Rekor — Data Layer for AI Agents

You have access to the rekor CLI — the builder interface for Rekor. Use it to set up schemas, configure collections, test in preview environments, and promote to production. Production agents use MCP tools to read/write documents; external systems integrate via REST API. The CLI is your tool for designing and managing the data model.

Agent Guidelines

  • Drive Rekor through the rekor CLI when you have shell access. If you also have mcp__rekor__ tools in your toolset, prefer the CLI for setup and configuration; reserve MCP tools for production read/write operations.
  • Only provide information from this skill, tool descriptions, or reference documentation. Do not invent URLs, paths, commands, or flags.
  • Schema work (collections, hooks, triggers, MCP Factory endpoints) only happens in preview databases. Always create or use a preview before changing schemas.
  • Promotion is human-only. When schema is ready, surface the exact rekor databases promote command and wait for the user to run it.
  • Tokens are shown only once on creation. Always tell the user to copy and store it before doing anything else.
  • Never auto-commit. Show the user git diff (when working with schema files) and wait for approval.

---

First-Time Setup Walkthrough

When the user is starting from scratch, walk them through these steps. Skip any that are already done — check with rekor databases list before assuming.

1. Install the CLI

npm install -g rekor-cli

Verify with rekor --version. The CLI is published to npm as rekor-cli; the binary is rekor.

2. Authenticate

If the user has a Rekor account:

rekor login

Opens a browser to complete OAuth. For headless or CI use, pass an existing API key:

rekor login --token rec_xxx

If the user does not have an account yet, direct them to [rekor.pro](https://rekor.pro) — free plan includes 1,000 operations per month, no credit card required.

3. Create a database

Databases are top-level data containers. One per app, domain, or tenant.

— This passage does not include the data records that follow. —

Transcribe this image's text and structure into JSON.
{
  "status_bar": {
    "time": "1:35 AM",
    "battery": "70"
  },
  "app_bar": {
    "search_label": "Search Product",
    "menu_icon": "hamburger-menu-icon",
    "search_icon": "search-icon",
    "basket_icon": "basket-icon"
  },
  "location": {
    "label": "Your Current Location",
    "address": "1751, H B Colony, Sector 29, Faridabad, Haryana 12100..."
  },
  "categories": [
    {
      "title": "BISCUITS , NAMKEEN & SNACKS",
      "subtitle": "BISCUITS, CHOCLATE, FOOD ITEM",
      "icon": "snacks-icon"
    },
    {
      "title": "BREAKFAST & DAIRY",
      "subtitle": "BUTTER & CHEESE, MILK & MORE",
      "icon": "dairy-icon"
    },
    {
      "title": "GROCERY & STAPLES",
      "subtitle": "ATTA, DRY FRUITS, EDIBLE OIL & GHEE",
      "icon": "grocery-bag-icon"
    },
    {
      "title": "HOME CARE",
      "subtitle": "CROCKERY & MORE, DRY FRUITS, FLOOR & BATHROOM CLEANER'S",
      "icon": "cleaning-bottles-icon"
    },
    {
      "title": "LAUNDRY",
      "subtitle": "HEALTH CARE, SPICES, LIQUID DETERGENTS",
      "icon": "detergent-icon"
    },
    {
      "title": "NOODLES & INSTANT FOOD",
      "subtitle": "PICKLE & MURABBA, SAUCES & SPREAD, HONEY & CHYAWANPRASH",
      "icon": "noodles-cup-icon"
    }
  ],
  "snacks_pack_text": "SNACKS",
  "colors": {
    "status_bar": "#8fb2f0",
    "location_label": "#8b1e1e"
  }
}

rekor databases create <id> --name "<Display Name>" [--tags <comma-separated>]

Set REKOR_DATABASE=<id> in the user's shell to avoid passing --database on every command.

4. Create a preview environment

Schema changes (collections, hooks, triggers, MCP Factory endpoints) are blocked in production databases. Create a preview to do schema work:

rekor databases create-preview <id> --name "<preview-slug>"

The resulting preview database ID is <id>--<preview-slug>. Use that as --database for all schema commands.

5. Define the first collection

A collection is a JSON Schema that defines a document type. Define it in the preview database:

rekor collections upsert <slug> --database <id>--<preview-slug> \

--name "<Display Name>" \

--schema '{"type":"object","properties":{...},"required":[...]}'

For schemas longer than a line, write them to a file and pass --schema @path/to/schema.json.

6. Test in preview, then ask the user to promote

Write some test documents to the preview, query them, iterate until the schema is right:

rekor documents upsert <slug> --database <id>--<preview-slug> --data '{...}'

rekor sql "SELECT FROM documents WHERE database_id = {database_id:String} AND collection = '<slug>' AND deleted = false" --database <id>--<preview-slug>

When ready, surface the promotion command for the user to run (you cannot promote yourself):

rekor databases promote <id> --from <id>--<preview-slug>

Recommend --dry-run first to preview the diff.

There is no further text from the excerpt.